Nei primi due mesi di emergenza sanitaria, vale a dire marzo e aprile, hanno perso il lavoro 400mila persone (398mila occupati in meno, per la precisione), di cui 274mila solo ad aprile.

Il crollo di aprile segnalato dai dati ISTAT ha coinvolto tutti: donne (-143mila unità) e uomini (-131mila), lavoratori dipendenti, soprattutto a termine (-129mila) ma anche permanenti (-76mila), e indipendenti (-69mila posizioni) e tutte le classi d’età, portando il tasso di occupazione al 57,9 per cento dal 58,6%, nelle ultime posizioni a livello europeo.

A ciò si accompagna i numeri dell’Inps di due settimane fa sull’esplosione della cassa integrazione emergenziale ad aprile con 835,2 milioni di ore richieste; in un mese si è raggiunto il valore dell’intero 2009, primo anno della crisi economico-finanziaria.

Ad aprile l’Istat ha segnato anche una forte riduzione del tasso di disoccupazione, sceso al 6,3% dall’8%: ciò si spiega grazie al notevole incremento (ben 746mila unità) di persone inattive, ossia soggetti privi di lavoro che hanno anche smesso di cercarlo.

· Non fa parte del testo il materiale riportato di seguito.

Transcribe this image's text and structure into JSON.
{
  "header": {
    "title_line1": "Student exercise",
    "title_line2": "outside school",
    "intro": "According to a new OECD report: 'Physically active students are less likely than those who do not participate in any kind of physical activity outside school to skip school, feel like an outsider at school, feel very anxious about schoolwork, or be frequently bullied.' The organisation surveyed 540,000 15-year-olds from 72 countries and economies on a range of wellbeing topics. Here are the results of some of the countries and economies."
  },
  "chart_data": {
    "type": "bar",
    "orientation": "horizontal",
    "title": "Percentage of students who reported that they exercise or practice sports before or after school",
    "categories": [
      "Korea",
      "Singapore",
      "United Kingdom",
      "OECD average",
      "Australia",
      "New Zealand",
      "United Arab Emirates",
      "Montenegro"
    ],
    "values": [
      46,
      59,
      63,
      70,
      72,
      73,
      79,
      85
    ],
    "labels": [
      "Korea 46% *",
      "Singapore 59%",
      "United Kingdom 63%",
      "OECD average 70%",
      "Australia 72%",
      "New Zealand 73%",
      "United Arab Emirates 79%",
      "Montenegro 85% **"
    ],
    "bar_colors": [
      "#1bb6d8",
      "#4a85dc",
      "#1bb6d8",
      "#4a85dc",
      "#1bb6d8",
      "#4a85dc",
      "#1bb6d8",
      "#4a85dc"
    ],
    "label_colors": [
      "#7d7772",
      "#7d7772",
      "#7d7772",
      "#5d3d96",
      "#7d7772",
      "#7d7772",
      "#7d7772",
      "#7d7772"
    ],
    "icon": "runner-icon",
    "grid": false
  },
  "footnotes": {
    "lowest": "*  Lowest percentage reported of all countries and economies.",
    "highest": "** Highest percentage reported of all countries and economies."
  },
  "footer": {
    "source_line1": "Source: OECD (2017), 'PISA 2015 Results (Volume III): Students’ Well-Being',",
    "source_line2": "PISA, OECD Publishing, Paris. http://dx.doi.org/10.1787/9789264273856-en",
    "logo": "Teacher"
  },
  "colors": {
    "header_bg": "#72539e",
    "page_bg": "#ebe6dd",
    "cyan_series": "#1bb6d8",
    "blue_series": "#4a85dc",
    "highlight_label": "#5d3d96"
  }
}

Il quadro dell’eurozona non è migliorativo: ad aprile il tasso di disoccupazione è salito al 7,3%: in cima alla classifica Spagna (14,8%), Lettonia (9%) e Cipro (8,9%). Per quanto riguarda la disoccupazione giovanile (meno di 25 anni) sempre ad aprile è al 15,4% nella Ue e al 15,8% nell’eurozona (in salita dunque rispetto al 14,6% e al 15,1% a marzo), ma in Italia resta ben oltre la media, al 20,3%: in calo del 6,2% rispetto a marzo, ma anche per questa fascia d’età la diminuzione di quanti cercano attivamente un lavoro è purtroppo compensata dall’aumento del 2,6% del tasso d’inattività che ad aprile tra i 15 e i 24 anni raggiunge il picco del 78,6%.